In a biting statement and trio of executive orders released after the Republicans’ inaction Thursday night, Whitmer ignored Shirkey’s warnings of legal action and pressed ahead with another executive order to extend the emergency declaration through May 28.

“While some members of the legislature might believe this crisis is over, common sense and all of the scientific data tells us we’re not out of the woods yet,” she said. “By refusing to extend the emergency and disaster declaration, Republican lawmakers are putting their heads in the sand and putting more lives and livelihoods at risk. I’m not going to let that happen.”

With the trifecta of orders, Whitmer ended the current state of emergency, then issued two new emergency declarations, one under each of the conflicting state laws governing her emergency powers.

The double-team emergency orders seem to be an attempt to cover her bases. She declared the first under the Emergency Powers of the Governor Act of 1945, which gives the governor broad powers without any time constraints.
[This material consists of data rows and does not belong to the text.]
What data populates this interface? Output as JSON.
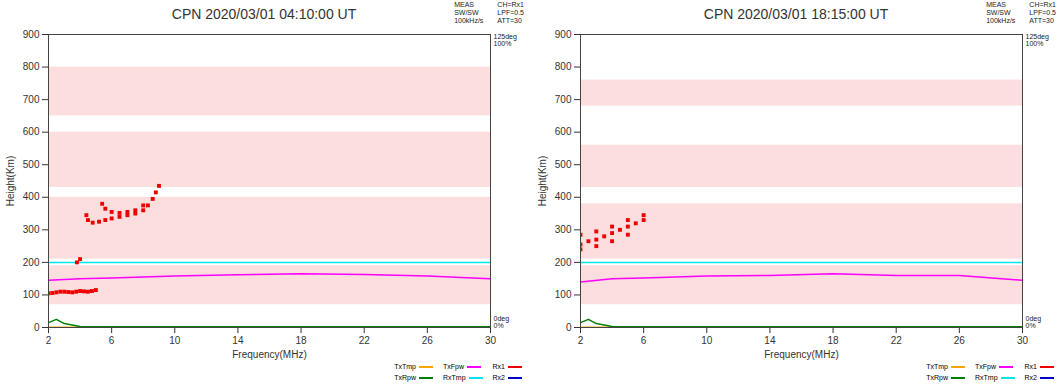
{
  "chart_data": [
    {
      "type": "scatter",
      "title": "CPN 2020/03/01 04:10:00 UT",
      "meta": [
        [
          "MEAS",
          "CH=Rx1"
        ],
        [
          "SW/SW",
          "LPF=0.5"
        ],
        [
          "100kHz/s",
          "ATT=30"
        ]
      ],
      "x_label": "Frequency(MHz)",
      "y_label": "Height(Km)",
      "xlim": [
        2,
        30
      ],
      "ylim": [
        0,
        900
      ],
      "xticks": [
        2,
        6,
        10,
        14,
        18,
        22,
        26,
        30
      ],
      "yticks": [
        0,
        100,
        200,
        300,
        400,
        500,
        600,
        700,
        800,
        900
      ],
      "right_axis_labels": {
        "top": [
          "125deg",
          "100%"
        ],
        "bottom": [
          "0deg",
          "0%"
        ]
      },
      "noise_bands": [
        [
          70,
          190
        ],
        [
          210,
          400
        ],
        [
          430,
          600
        ],
        [
          650,
          800
        ]
      ],
      "legend": "bottom",
      "series": [
        {
          "name": "TxTmp",
          "color": "#ffa500",
          "type": "line",
          "x": [
            2,
            30
          ],
          "values": [
            1,
            1
          ]
        },
        {
          "name": "TxRpw",
          "color": "#008000",
          "type": "line",
          "x": [
            2,
            2.5,
            3,
            4,
            30
          ],
          "values": [
            15,
            25,
            12,
            3,
            2
          ]
        },
        {
          "name": "TxFpw",
          "color": "#ff00ff",
          "type": "line",
          "x": [
            2,
            4,
            6,
            8,
            10,
            14,
            18,
            22,
            26,
            30
          ],
          "values": [
            145,
            150,
            152,
            155,
            158,
            162,
            165,
            163,
            158,
            150
          ]
        },
        {
          "name": "RxTmp",
          "color": "#00e5e5",
          "type": "line",
          "x": [
            2,
            30
          ],
          "values": [
            200,
            200
          ]
        },
        {
          "name": "Rx1",
          "color": "#ee0000",
          "type": "scatter",
          "x": [
            2,
            2.25,
            2.5,
            2.75,
            3,
            3.25,
            3.5,
            3.75,
            4,
            4.25,
            4.5,
            4.75,
            5,
            3.8,
            4.0,
            4.4,
            4.5,
            4.8,
            5.2,
            5.6,
            6,
            6.5,
            7,
            7.5,
            8,
            8.3,
            8.6,
            8.8,
            9,
            5.4,
            5.6,
            6,
            6.5,
            7,
            7.5,
            8
          ],
          "values": [
            105,
            106,
            108,
            110,
            110,
            109,
            108,
            110,
            112,
            111,
            110,
            112,
            115,
            200,
            210,
            345,
            330,
            322,
            325,
            330,
            335,
            340,
            345,
            350,
            360,
            375,
            395,
            415,
            435,
            380,
            365,
            355,
            352,
            355,
            360,
            375
          ]
        },
        {
          "name": "Rx2",
          "color": "#0000cc",
          "type": "scatter",
          "x": [],
          "values": []
        }
      ]
    },
    {
      "type": "scatter",
      "title": "CPN 2020/03/01 18:15:00 UT",
      "meta": [
        [
          "MEAS",
          "CH=Rx1"
        ],
        [
          "SW/SW",
          "LPF=0.5"
        ],
        [
          "100kHz/s",
          "ATT=30"
        ]
      ],
      "x_label": "Frequency(MHz)",
      "y_label": "Height(Km)",
      "xlim": [
        2,
        30
      ],
      "ylim": [
        0,
        900
      ],
      "xticks": [
        2,
        6,
        10,
        14,
        18,
        22,
        26,
        30
      ],
      "yticks": [
        0,
        100,
        200,
        300,
        400,
        500,
        600,
        700,
        800,
        900
      ],
      "right_axis_labels": {
        "top": [
          "125deg",
          "100%"
        ],
        "bottom": [
          "0deg",
          "0%"
        ]
      },
      "noise_bands": [
        [
          70,
          190
        ],
        [
          210,
          380
        ],
        [
          430,
          560
        ],
        [
          680,
          760
        ]
      ],
      "legend": "bottom",
      "series": [
        {
          "name": "TxTmp",
          "color": "#ffa500",
          "type": "line",
          "x": [
            2,
            30
          ],
          "values": [
            1,
            1
          ]
        },
        {
          "name": "TxRpw",
          "color": "#008000",
          "type": "line",
          "x": [
            2,
            2.5,
            3,
            4,
            30
          ],
          "values": [
            15,
            25,
            12,
            3,
            2
          ]
        },
        {
          "name": "TxFpw",
          "color": "#ff00ff",
          "type": "line",
          "x": [
            2,
            4,
            6,
            8,
            10,
            14,
            18,
            22,
            26,
            30
          ],
          "values": [
            140,
            150,
            152,
            155,
            158,
            160,
            165,
            160,
            160,
            145
          ]
        },
        {
          "name": "RxTmp",
          "color": "#00e5e5",
          "type": "line",
          "x": [
            2,
            30
          ],
          "values": [
            200,
            200
          ]
        },
        {
          "name": "Rx1",
          "color": "#ee0000",
          "type": "scatter",
          "x": [
            2,
            2.5,
            3,
            3.5,
            4,
            4.5,
            5,
            5.5,
            6,
            2,
            3,
            4,
            5,
            6,
            2,
            3,
            4,
            5
          ],
          "values": [
            255,
            265,
            270,
            280,
            290,
            300,
            310,
            320,
            330,
            285,
            295,
            310,
            330,
            345,
            240,
            250,
            265,
            285
          ]
        },
        {
          "name": "Rx2",
          "color": "#0000cc",
          "type": "scatter",
          "x": [],
          "values": []
        }
      ]
    }
  ]
}
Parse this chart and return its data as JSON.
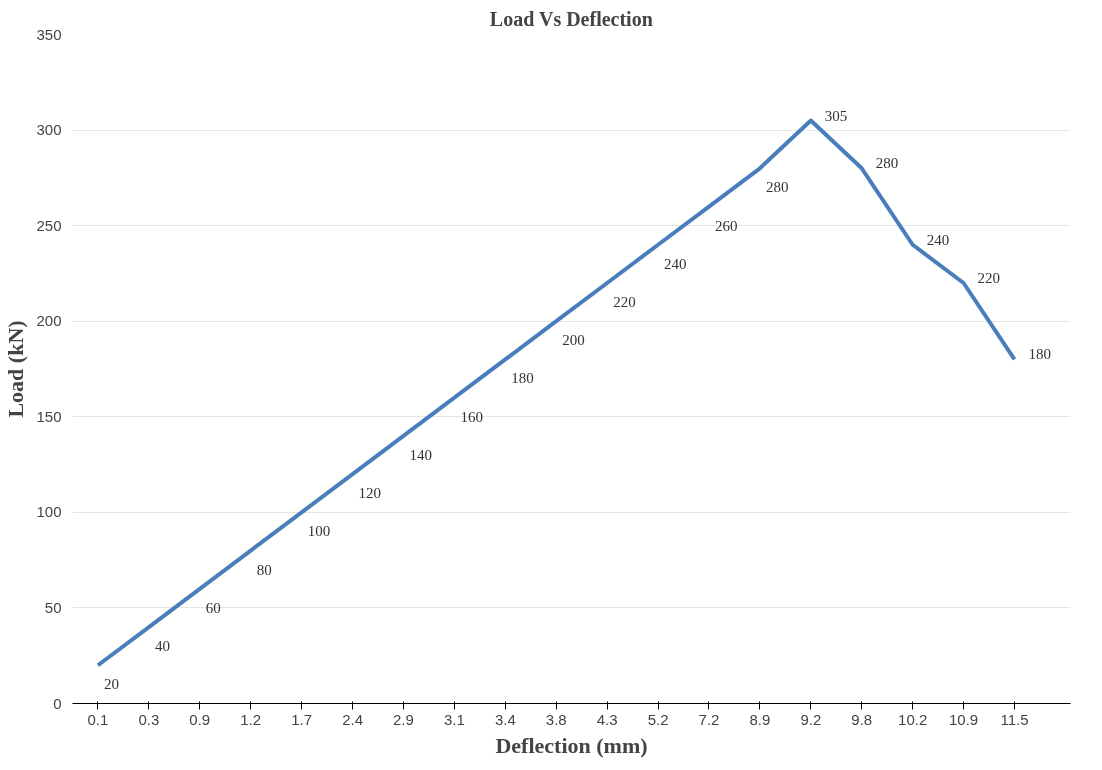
{
  "chart_data": {
    "type": "line",
    "title": "Load Vs Deflection",
    "xlabel": "Deflection (mm)",
    "ylabel": "Load (kN)",
    "categories": [
      "0.1",
      "0.3",
      "0.9",
      "1.2",
      "1.7",
      "2.4",
      "2.9",
      "3.1",
      "3.4",
      "3.8",
      "4.3",
      "5.2",
      "7.2",
      "8.9",
      "9.2",
      "9.8",
      "10.2",
      "10.9",
      "11.5"
    ],
    "series": [
      {
        "color": "#4a7ebb",
        "values": [
          20,
          40,
          60,
          80,
          100,
          120,
          140,
          160,
          180,
          200,
          220,
          240,
          260,
          280,
          305,
          280,
          240,
          220,
          180
        ]
      }
    ],
    "ylim": [
      0,
      350
    ],
    "yticks": [
      0,
      50,
      100,
      150,
      200,
      250,
      300,
      350
    ],
    "grid": "y",
    "data_labels": true,
    "marker": "none",
    "line_style": "solid"
  }
}
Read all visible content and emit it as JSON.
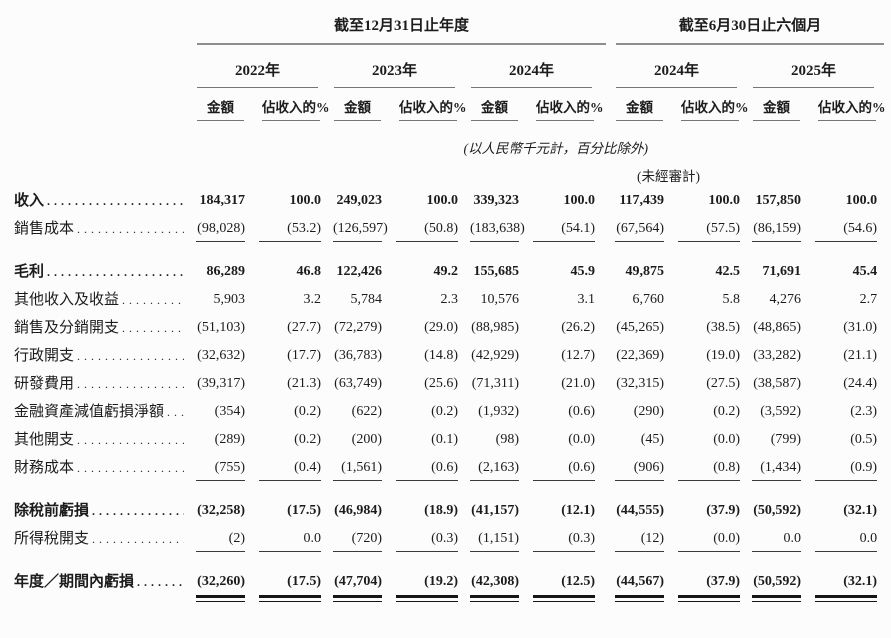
{
  "table": {
    "group_headers": [
      {
        "label": "截至12月31日止年度"
      },
      {
        "label": "截至6月30日止六個月"
      }
    ],
    "years": [
      "2022年",
      "2023年",
      "2024年",
      "2024年",
      "2025年"
    ],
    "subheaders": {
      "amount": "金額",
      "percent": "佔收入的%"
    },
    "notes": {
      "units": "(以人民幣千元計，百分比除外)",
      "unaudited": "(未經審計)"
    },
    "rows": [
      {
        "label": "收入",
        "bold": true,
        "values": [
          "184,317",
          "100.0",
          "249,023",
          "100.0",
          "339,323",
          "100.0",
          "117,439",
          "100.0",
          "157,850",
          "100.0"
        ]
      },
      {
        "label": "銷售成本",
        "rule_below": true,
        "values": [
          "(98,028)",
          "(53.2)",
          "(126,597)",
          "(50.8)",
          "(183,638)",
          "(54.1)",
          "(67,564)",
          "(57.5)",
          "(86,159)",
          "(54.6)"
        ]
      },
      {
        "label": "毛利",
        "bold": true,
        "gap_above": true,
        "values": [
          "86,289",
          "46.8",
          "122,426",
          "49.2",
          "155,685",
          "45.9",
          "49,875",
          "42.5",
          "71,691",
          "45.4"
        ]
      },
      {
        "label": "其他收入及收益",
        "values": [
          "5,903",
          "3.2",
          "5,784",
          "2.3",
          "10,576",
          "3.1",
          "6,760",
          "5.8",
          "4,276",
          "2.7"
        ]
      },
      {
        "label": "銷售及分銷開支",
        "values": [
          "(51,103)",
          "(27.7)",
          "(72,279)",
          "(29.0)",
          "(88,985)",
          "(26.2)",
          "(45,265)",
          "(38.5)",
          "(48,865)",
          "(31.0)"
        ]
      },
      {
        "label": "行政開支",
        "values": [
          "(32,632)",
          "(17.7)",
          "(36,783)",
          "(14.8)",
          "(42,929)",
          "(12.7)",
          "(22,369)",
          "(19.0)",
          "(33,282)",
          "(21.1)"
        ]
      },
      {
        "label": "研發費用",
        "values": [
          "(39,317)",
          "(21.3)",
          "(63,749)",
          "(25.6)",
          "(71,311)",
          "(21.0)",
          "(32,315)",
          "(27.5)",
          "(38,587)",
          "(24.4)"
        ]
      },
      {
        "label": "金融資產減值虧損淨額",
        "values": [
          "(354)",
          "(0.2)",
          "(622)",
          "(0.2)",
          "(1,932)",
          "(0.6)",
          "(290)",
          "(0.2)",
          "(3,592)",
          "(2.3)"
        ]
      },
      {
        "label": "其他開支",
        "values": [
          "(289)",
          "(0.2)",
          "(200)",
          "(0.1)",
          "(98)",
          "(0.0)",
          "(45)",
          "(0.0)",
          "(799)",
          "(0.5)"
        ]
      },
      {
        "label": "財務成本",
        "rule_below": true,
        "values": [
          "(755)",
          "(0.4)",
          "(1,561)",
          "(0.6)",
          "(2,163)",
          "(0.6)",
          "(906)",
          "(0.8)",
          "(1,434)",
          "(0.9)"
        ]
      },
      {
        "label": "除稅前虧損",
        "bold": true,
        "gap_above": true,
        "values": [
          "(32,258)",
          "(17.5)",
          "(46,984)",
          "(18.9)",
          "(41,157)",
          "(12.1)",
          "(44,555)",
          "(37.9)",
          "(50,592)",
          "(32.1)"
        ]
      },
      {
        "label": "所得稅開支",
        "rule_below": true,
        "values": [
          "(2)",
          "0.0",
          "(720)",
          "(0.3)",
          "(1,151)",
          "(0.3)",
          "(12)",
          "(0.0)",
          "0.0",
          "0.0"
        ]
      },
      {
        "label": "年度／期間內虧損",
        "bold": true,
        "gap_above": true,
        "double_rule_below": true,
        "values": [
          "(32,260)",
          "(17.5)",
          "(47,704)",
          "(19.2)",
          "(42,308)",
          "(12.5)",
          "(44,567)",
          "(37.9)",
          "(50,592)",
          "(32.1)"
        ]
      }
    ]
  }
}
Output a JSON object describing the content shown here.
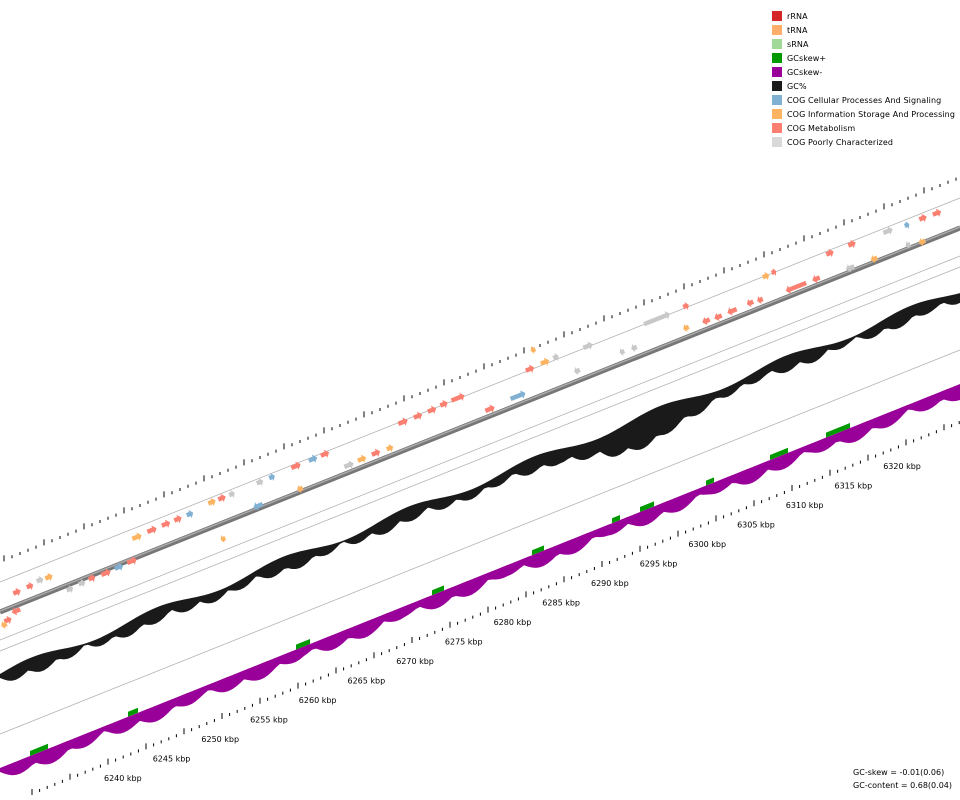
{
  "legend": [
    {
      "label": "rRNA",
      "color": "#d62728"
    },
    {
      "label": "tRNA",
      "color": "#fdae6b"
    },
    {
      "label": "sRNA",
      "color": "#a1d99b"
    },
    {
      "label": "GCskew+",
      "color": "#009900"
    },
    {
      "label": "GCskew-",
      "color": "#990099"
    },
    {
      "label": "GC%",
      "color": "#1a1a1a"
    },
    {
      "label": "COG Cellular Processes And Signaling",
      "color": "#80b1d3"
    },
    {
      "label": "COG Information Storage And Processing",
      "color": "#fdb462"
    },
    {
      "label": "COG Metabolism",
      "color": "#fb8072"
    },
    {
      "label": "COG Poorly Characterized",
      "color": "#d9d9d9"
    }
  ],
  "axis": {
    "unit": "kbp",
    "labels": [
      "6240 kbp",
      "6245 kbp",
      "6250 kbp",
      "6255 kbp",
      "6260 kbp",
      "6265 kbp",
      "6270 kbp",
      "6275 kbp",
      "6280 kbp",
      "6285 kbp",
      "6290 kbp",
      "6295 kbp",
      "6300 kbp",
      "6305 kbp",
      "6310 kbp",
      "6315 kbp",
      "6320 kbp"
    ]
  },
  "stats": {
    "gc_skew": "GC-skew = -0.01(0.06)",
    "gc_content": "GC-content = 0.68(0.04)"
  }
}
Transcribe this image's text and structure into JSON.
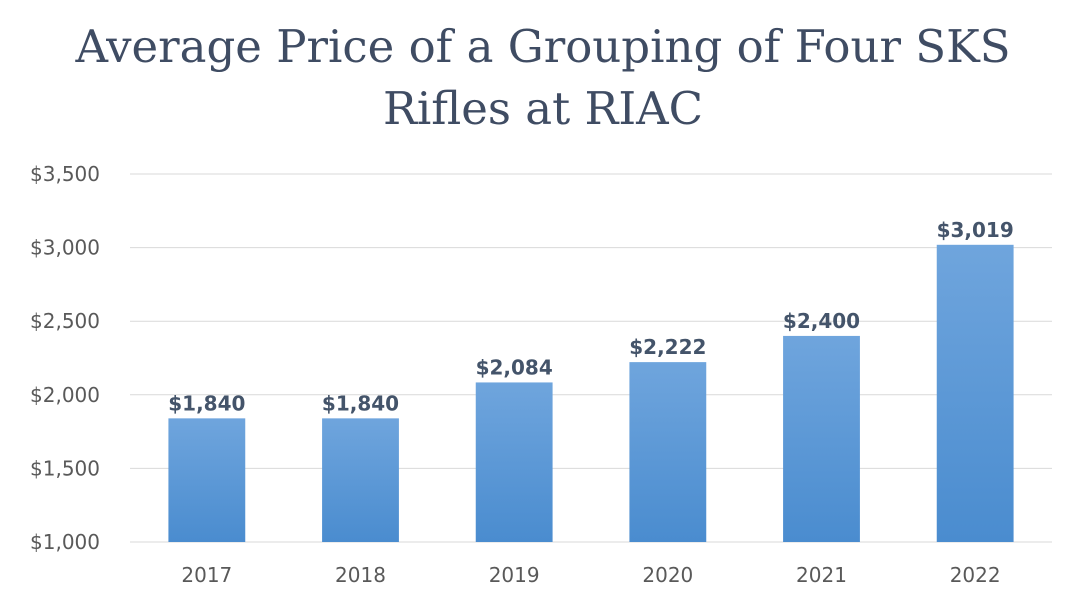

She issued the second under the Emergency Management Act of 1976, which only allots the governor 28 days of authority under a state of emergency before the legislature must approve an extension. Her first order technically ending the current state of emergency seems to be a way to skirt the law’s legislative extension requirement.

It remains to be seen whether such maneuvers will work, if the Republicans do take her to court.

In a response to Trump, or the armed protesters, or the Republican legislature, or maybe all three, Whitmer wordlessly let a spokeswoman do the talking Friday morning.

Correction: This article initially referred to the guns some protesters were holding as machine guns. In reality, they were reported to be assault rifles.